Christmas Eve has always been the most special day of the year for me. Memories from my childhood include Noche Buena dinner parties full of family and friends dressed very nicely and a house permeated with the smells of a Cuban kitchen. Sometimes ham, sometimes pork, always black beans and rice, yuca, some vegetables, desserts, and lots of booze. A joyous occasion that usually ended with bodies laid out on the floor in front of the tree or by the fire, watching snowflakes fall and telling stories of adventures past.
Since becoming a father, it has been a priority for me to try my best to recreate the memorable experience for my kids that was my own warm memory of Christmas Eve.
Noche Buena 2008 from Mario Aquino on Vimeo.

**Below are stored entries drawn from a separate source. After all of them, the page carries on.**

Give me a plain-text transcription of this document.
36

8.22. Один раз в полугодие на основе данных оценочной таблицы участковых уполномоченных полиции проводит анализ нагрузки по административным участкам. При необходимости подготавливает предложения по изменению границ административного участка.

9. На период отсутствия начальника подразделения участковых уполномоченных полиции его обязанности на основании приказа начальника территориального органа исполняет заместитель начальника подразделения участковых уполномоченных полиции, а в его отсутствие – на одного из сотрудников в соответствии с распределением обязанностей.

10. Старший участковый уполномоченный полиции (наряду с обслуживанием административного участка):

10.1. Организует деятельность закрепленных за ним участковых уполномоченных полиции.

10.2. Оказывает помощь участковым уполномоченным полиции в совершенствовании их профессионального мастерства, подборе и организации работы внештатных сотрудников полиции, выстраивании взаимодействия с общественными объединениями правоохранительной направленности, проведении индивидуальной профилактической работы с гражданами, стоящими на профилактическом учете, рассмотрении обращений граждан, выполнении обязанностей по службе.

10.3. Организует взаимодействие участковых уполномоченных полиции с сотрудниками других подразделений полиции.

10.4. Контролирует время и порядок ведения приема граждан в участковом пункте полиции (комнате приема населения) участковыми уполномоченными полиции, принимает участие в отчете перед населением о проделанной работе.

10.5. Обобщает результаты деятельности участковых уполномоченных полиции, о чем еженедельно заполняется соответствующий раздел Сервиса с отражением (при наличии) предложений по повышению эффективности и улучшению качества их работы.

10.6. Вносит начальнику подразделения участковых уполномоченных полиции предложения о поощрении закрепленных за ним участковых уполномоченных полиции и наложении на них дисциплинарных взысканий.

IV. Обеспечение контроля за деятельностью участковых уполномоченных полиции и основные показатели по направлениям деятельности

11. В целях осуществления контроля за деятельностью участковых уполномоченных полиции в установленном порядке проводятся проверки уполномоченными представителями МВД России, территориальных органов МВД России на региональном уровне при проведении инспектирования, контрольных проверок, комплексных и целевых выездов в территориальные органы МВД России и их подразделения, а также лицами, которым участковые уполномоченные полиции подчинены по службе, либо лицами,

We had prepared for a dinner party to seat 11 adults and 2 kids. The pig was so late in being ready to eat that the Noche Buena dinner was effectively ruined. All our guests had gone home with little more than hors d'oeuvres and some wine in their bellies. Despite all our efforts, there is no rushing a pig in a Caja China in December in St. Louis. At times I felt like Icarus... at times, like Captain Ahab. The regret was palpable and the expense of the day, substantial.
My opinion of the Caja China is that it is an extremely inefficient apparatus for roasting pigs. As you can see from the video, the heat source is above the meat, which lies in a metal-lined plywood box. This guarantees that the meat will be cooked slowly. However, the documentation for the Caja China says that a pig should take between 3 & 4 hours to cook, but our experience was that it took over 10 hours to cook the pig. Perhaps in Miami, where the temperature usually stays above 65 °F, the cook-time for a pig stays within the 3 - 4 hour window. Sadly, that was not our experience.